After Harley’s death, a pupil at his school launched a parliamentary petition calling for the Government to make it a legal requirement that every school has a line of bollards outside to protect children from vehicles.

Meanwhile, the leaked report seen by the MoS reveals Glover took cocaine, sleeping pills and two boxes of paracetamol before driving his car at Harley and his friends. 

In November, during a 15-minute hearing at Snaresbrook Crown Court, the 52-year-old admitted manslaughter by diminished responsibility and ten counts of attempted murder.

It was the first time Jo had seen Glover, who appeared via video-link from a secure hospital.

Jo is tortured by conflicting emotions. She hates the man who killed her son but is also angry that Glover did not get the medical support he so clearly needed.

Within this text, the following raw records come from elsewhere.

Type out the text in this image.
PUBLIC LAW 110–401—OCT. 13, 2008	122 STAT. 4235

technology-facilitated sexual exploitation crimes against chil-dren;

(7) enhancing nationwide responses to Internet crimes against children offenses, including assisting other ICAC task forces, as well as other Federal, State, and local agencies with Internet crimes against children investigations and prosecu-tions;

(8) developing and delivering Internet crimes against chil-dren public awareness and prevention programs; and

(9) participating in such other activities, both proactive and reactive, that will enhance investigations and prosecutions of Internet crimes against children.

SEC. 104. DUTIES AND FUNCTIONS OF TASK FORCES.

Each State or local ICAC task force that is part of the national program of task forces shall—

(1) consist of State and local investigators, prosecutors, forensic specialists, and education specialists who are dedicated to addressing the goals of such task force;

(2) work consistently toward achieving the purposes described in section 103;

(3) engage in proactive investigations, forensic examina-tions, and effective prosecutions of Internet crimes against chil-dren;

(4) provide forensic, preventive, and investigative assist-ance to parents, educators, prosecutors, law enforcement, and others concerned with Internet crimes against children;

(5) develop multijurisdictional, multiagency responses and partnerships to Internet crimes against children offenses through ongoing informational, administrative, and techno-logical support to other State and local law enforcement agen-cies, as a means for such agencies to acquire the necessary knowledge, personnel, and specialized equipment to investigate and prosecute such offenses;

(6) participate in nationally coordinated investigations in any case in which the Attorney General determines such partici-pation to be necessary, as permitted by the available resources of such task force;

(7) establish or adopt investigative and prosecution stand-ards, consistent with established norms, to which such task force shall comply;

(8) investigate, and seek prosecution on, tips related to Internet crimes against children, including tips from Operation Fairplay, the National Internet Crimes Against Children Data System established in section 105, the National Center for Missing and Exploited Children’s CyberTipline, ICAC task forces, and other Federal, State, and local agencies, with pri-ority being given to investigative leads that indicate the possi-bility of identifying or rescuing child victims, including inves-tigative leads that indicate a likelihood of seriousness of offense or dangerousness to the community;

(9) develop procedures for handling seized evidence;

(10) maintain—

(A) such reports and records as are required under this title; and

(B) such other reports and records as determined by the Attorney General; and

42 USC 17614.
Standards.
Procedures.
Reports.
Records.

‘I despise the man for what he has done to my son and my family. But if he is as ill as everyone is telling me he is, he should have been better supported. Ultimately, if he had got better support I would still have my son. I hate him so much, I really do.’

Jo explains she has spoken out to ensure such a tragedy does not happen again.

‘I want people to understand that these things are happening and they can be prevented. It shouldn’t be just brushed under the carpet.’

She has described her overwhelming grief in a powerful personal statement prepared before Glover is sentenced on Friday.

‘It wasn’t just Harley’s life that was taken that day. I lost my life as well. Now I merely exist so that my daughter can have a childhood with both her parents.

‘I miss my boy beyond words and I would give my life for Harley to have his.’